Aftertime is the story of a young woman's struggle to come to grips with the aftermath of a devastating catastrophe.
In her last year at the university in Kiev and shortly before she is to take her final examinations, the narrator is persuaded by her roommate to go for a cruise on a large lake north of the city. While her friends dance in the ballroom below ship, the young woman stands on deck, enjoying the tranquil evening. Sixty miles away, a nuclear reactor explodes.
In the days that follow, the official version of events minimizes the risks. Conflicting instructions are issued; people are warned to stay indoors, yet reassured that there is no danger. Reports of the death toll are revised from two thousand to a mere twenty, then back again. Rumors proliferate; there is panic. Denial and deception characterize the public pronouncements.
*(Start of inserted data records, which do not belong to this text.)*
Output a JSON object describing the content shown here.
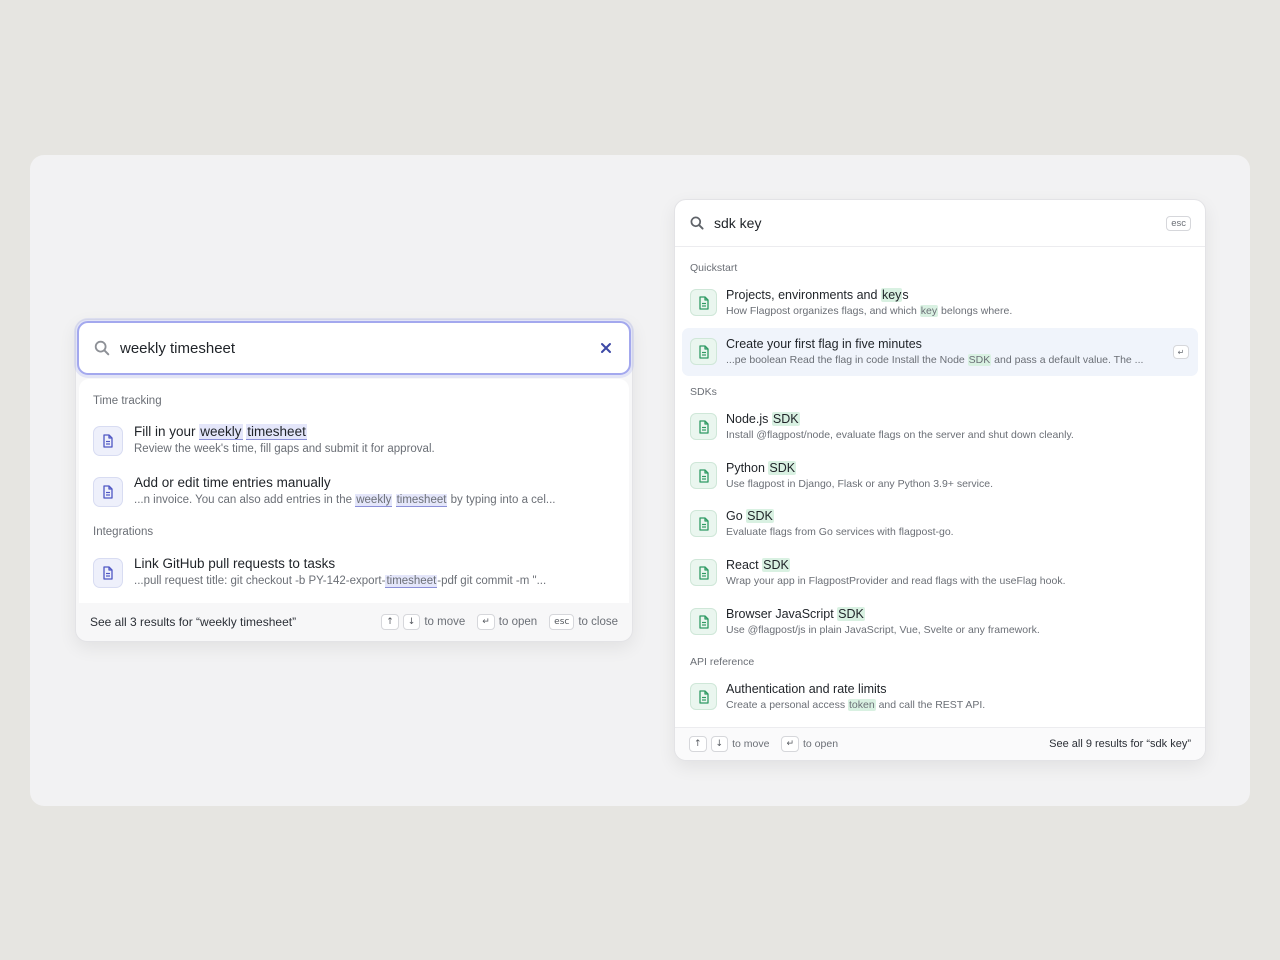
{
  "left": {
    "query": "weekly timesheet",
    "sections": [
      {
        "label": "Time tracking",
        "items": [
          {
            "title": [
              {
                "t": "Fill in your "
              },
              {
                "t": "weekly",
                "hl": true
              },
              {
                "t": " "
              },
              {
                "t": "timesheet",
                "hl": true
              }
            ],
            "desc": [
              {
                "t": "Review the week's time, fill gaps and submit it for approval."
              }
            ]
          },
          {
            "title": [
              {
                "t": "Add or edit time entries manually"
              }
            ],
            "desc": [
              {
                "t": "...n invoice. You can also add entries in the "
              },
              {
                "t": "weekly",
                "hl": true
              },
              {
                "t": " "
              },
              {
                "t": "timesheet",
                "hl": true
              },
              {
                "t": " by typing into a cel..."
              }
            ]
          }
        ]
      },
      {
        "label": "Integrations",
        "items": [
          {
            "title": [
              {
                "t": "Link GitHub pull requests to tasks"
              }
            ],
            "desc": [
              {
                "t": "...pull request title: git checkout -b PY-142-export-"
              },
              {
                "t": "timesheet",
                "hl": true
              },
              {
                "t": "-pdf git commit -m \"..."
              }
            ]
          }
        ]
      }
    ],
    "footer": {
      "see_all": "See all 3 results for “weekly timesheet”",
      "key_up": "↑",
      "key_down": "↓",
      "move_label": "to move",
      "key_enter": "↵",
      "open_label": "to open",
      "key_esc": "esc",
      "close_label": "to close"
    }
  },
  "right": {
    "query": "sdk key",
    "esc_label": "esc",
    "sections": [
      {
        "label": "Quickstart",
        "items": [
          {
            "title": [
              {
                "t": "Projects, environments and "
              },
              {
                "t": "key",
                "hl": true
              },
              {
                "t": "s"
              }
            ],
            "desc": [
              {
                "t": "How Flagpost organizes flags, and which "
              },
              {
                "t": "key",
                "hl": true
              },
              {
                "t": " belongs where."
              }
            ]
          },
          {
            "active": true,
            "title": [
              {
                "t": "Create your first flag in five minutes"
              }
            ],
            "desc": [
              {
                "t": "...pe boolean Read the flag in code Install the Node "
              },
              {
                "t": "SDK",
                "hl": true
              },
              {
                "t": " and pass a default value. The ..."
              }
            ]
          }
        ]
      },
      {
        "label": "SDKs",
        "items": [
          {
            "title": [
              {
                "t": "Node.js "
              },
              {
                "t": "SDK",
                "hl": true
              }
            ],
            "desc": [
              {
                "t": "Install @flagpost/node, evaluate flags on the server and shut down cleanly."
              }
            ]
          },
          {
            "title": [
              {
                "t": "Python "
              },
              {
                "t": "SDK",
                "hl": true
              }
            ],
            "desc": [
              {
                "t": "Use flagpost in Django, Flask or any Python 3.9+ service."
              }
            ]
          },
          {
            "title": [
              {
                "t": "Go "
              },
              {
                "t": "SDK",
                "hl": true
              }
            ],
            "desc": [
              {
                "t": "Evaluate flags from Go services with flagpost-go."
              }
            ]
          },
          {
            "title": [
              {
                "t": "React "
              },
              {
                "t": "SDK",
                "hl": true
              }
            ],
            "desc": [
              {
                "t": "Wrap your app in FlagpostProvider and read flags with the useFlag hook."
              }
            ]
          },
          {
            "title": [
              {
                "t": "Browser JavaScript "
              },
              {
                "t": "SDK",
                "hl": true
              }
            ],
            "desc": [
              {
                "t": "Use @flagpost/js in plain JavaScript, Vue, Svelte or any framework."
              }
            ]
          }
        ]
      },
      {
        "label": "API reference",
        "items": [
          {
            "title": [
              {
                "t": "Authentication and rate limits"
              }
            ],
            "desc": [
              {
                "t": "Create a personal access "
              },
              {
                "t": "token",
                "hl": true
              },
              {
                "t": " and call the REST API."
              }
            ]
          }
        ]
      }
    ],
    "footer": {
      "key_up": "↑",
      "key_down": "↓",
      "move_label": "to move",
      "key_enter": "↵",
      "open_label": "to open",
      "see_all": "See all 9 results for “sdk key”"
    }
  },
  "colors": {
    "left_accent": "#a3a8ee",
    "left_highlight": "#e4e6fa",
    "right_highlight": "#d9f1e2",
    "right_icon": "#2f9a63",
    "left_icon": "#4f57c4"
  }
}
Returning to Berlin, the young woman recognizes with mounting horror the symptoms that belie the Soviet governments disavowals, and she immerses herself in denial; she becomes obsessed with having a healthy baby, the only proof to herself and to the world that she has been untouched by the disaster. She suffers a miscarriage, embarks on a path of startling promiscuity, and suffers a second. Getting no adequate guidance or explanation from her doctors, the woman makes a final, desperate bid to seize control of her destiny.
Aftertime is the moving story of one woman's coming to grips with her small place in history, and with that history's enormous impact on her life. It is the story of a destiny obscured by statistics and abstractions and has great resonance for all people living uneasily with technology in the twentieth century.